(Ami Vitale/Getty Images)

Bondo is a scattered cluster of villages in a remote region of Malawi near the border with Mozambique. It sits in the foothills of Mount Mulanje, where residents rely on their feet for transport and a few crops to feed their families. Yet unlike in most places in this impoverished country, when night descends they can now switch on lights, stoves and televisions in their homes.
For electricity has arrived in Bondo. Three turbines were installed in a micro-hydro scheme exploiting the fertile region’s rainfall. And the impact has been life-changing for the 1,800 homes so far connected to a mini-grid. Children can study after dark, so now have a better chance of passing the exams for secondary school rather than having to leave aged 11. Drugs and food can be stored in fridges, so villagers do not have to make the 12-mile trek to the hospital and can produce batches of food or drinks to sell at market. Cooking the evening meal is three times quicker — and far less destructive to the environment — without the need to collect firewood.

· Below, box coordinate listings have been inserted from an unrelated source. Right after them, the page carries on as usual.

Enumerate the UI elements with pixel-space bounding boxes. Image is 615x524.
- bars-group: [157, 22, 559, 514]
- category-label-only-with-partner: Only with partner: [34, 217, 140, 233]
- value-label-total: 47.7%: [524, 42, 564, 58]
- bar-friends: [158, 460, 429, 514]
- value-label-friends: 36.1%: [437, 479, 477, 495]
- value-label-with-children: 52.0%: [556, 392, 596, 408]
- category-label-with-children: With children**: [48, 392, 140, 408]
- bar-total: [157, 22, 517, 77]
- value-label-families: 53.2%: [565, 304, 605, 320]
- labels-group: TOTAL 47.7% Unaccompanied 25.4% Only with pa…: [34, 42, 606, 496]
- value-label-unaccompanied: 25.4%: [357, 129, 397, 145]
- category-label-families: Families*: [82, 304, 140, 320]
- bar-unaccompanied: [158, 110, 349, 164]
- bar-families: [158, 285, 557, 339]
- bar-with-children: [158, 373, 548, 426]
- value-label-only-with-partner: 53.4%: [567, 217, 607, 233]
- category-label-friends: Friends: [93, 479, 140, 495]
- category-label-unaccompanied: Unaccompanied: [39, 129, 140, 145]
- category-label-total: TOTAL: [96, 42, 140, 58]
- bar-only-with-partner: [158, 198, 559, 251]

One group of women giggled when I asked if they had televisions and watched football in their homes. “Before, our husbands would say they were going off to watch football when they were really walking out with other women. Now they can no long claim they are going off for football,” Bertha told me. The senior chief told me they had never dreamed of having energy supplied to the villages, with a dozen maize mills, many small enterprises, schools, shops and churches also connected to the grid. “When you move around Bondo you see happy people — and that’s because of electricity.”
Yet the big surprise in Bondo is not simply the supply of energy to such an isolated community, in a country where only one in eight citizens has access to grid electricity and on a continent where almost half the 1.2 billion population still lack this life-changing supply. The real eye-opener is the stack of 32 computers inside the concrete pump shed. This innovative mini-grid — located more than two hours from Malawi’s second city of Blantyre along bumpy roads and tracks that can become impassable in a torrential downpour — is mining Bitcoin to fund its operation.
It is a smart idea. The computers used to create valuable new Bitcoin tokens and validate transactions consume around the same amount of energy as a medium-sized country such as Sweden would generate. Hence the stinging critique of how this cryptocurrency wastes the planet’s precious resources. This initiative flips that narrative by using Bitcoin mining to fund energy in parts of Africa that are too poor or remote to merit connection to grids, but which do have plentiful supplies of potential power sources. Mining soaks up the excess energy of these renewable plants. And this delivers not just electricity but a powerful jolt to to drive development in the local economy.
The concept comes from a Kenyan firm, Gridless, set up in 2022, whose backers include Twitter founder Jack Dorsey. There are four other sites in Kenya and Zambia and plans for scores more across the continent. Its aim is to demonstrate how Africa could play a central role in countering the conventional belief that Bitcoin, now 15 years old, is used simply for risky speculation and dodgy transactions. Instead, it backs those who claim it will lead to more inclusive financial systems as it usurps the control of dysfunctional governments and manipulative central banks.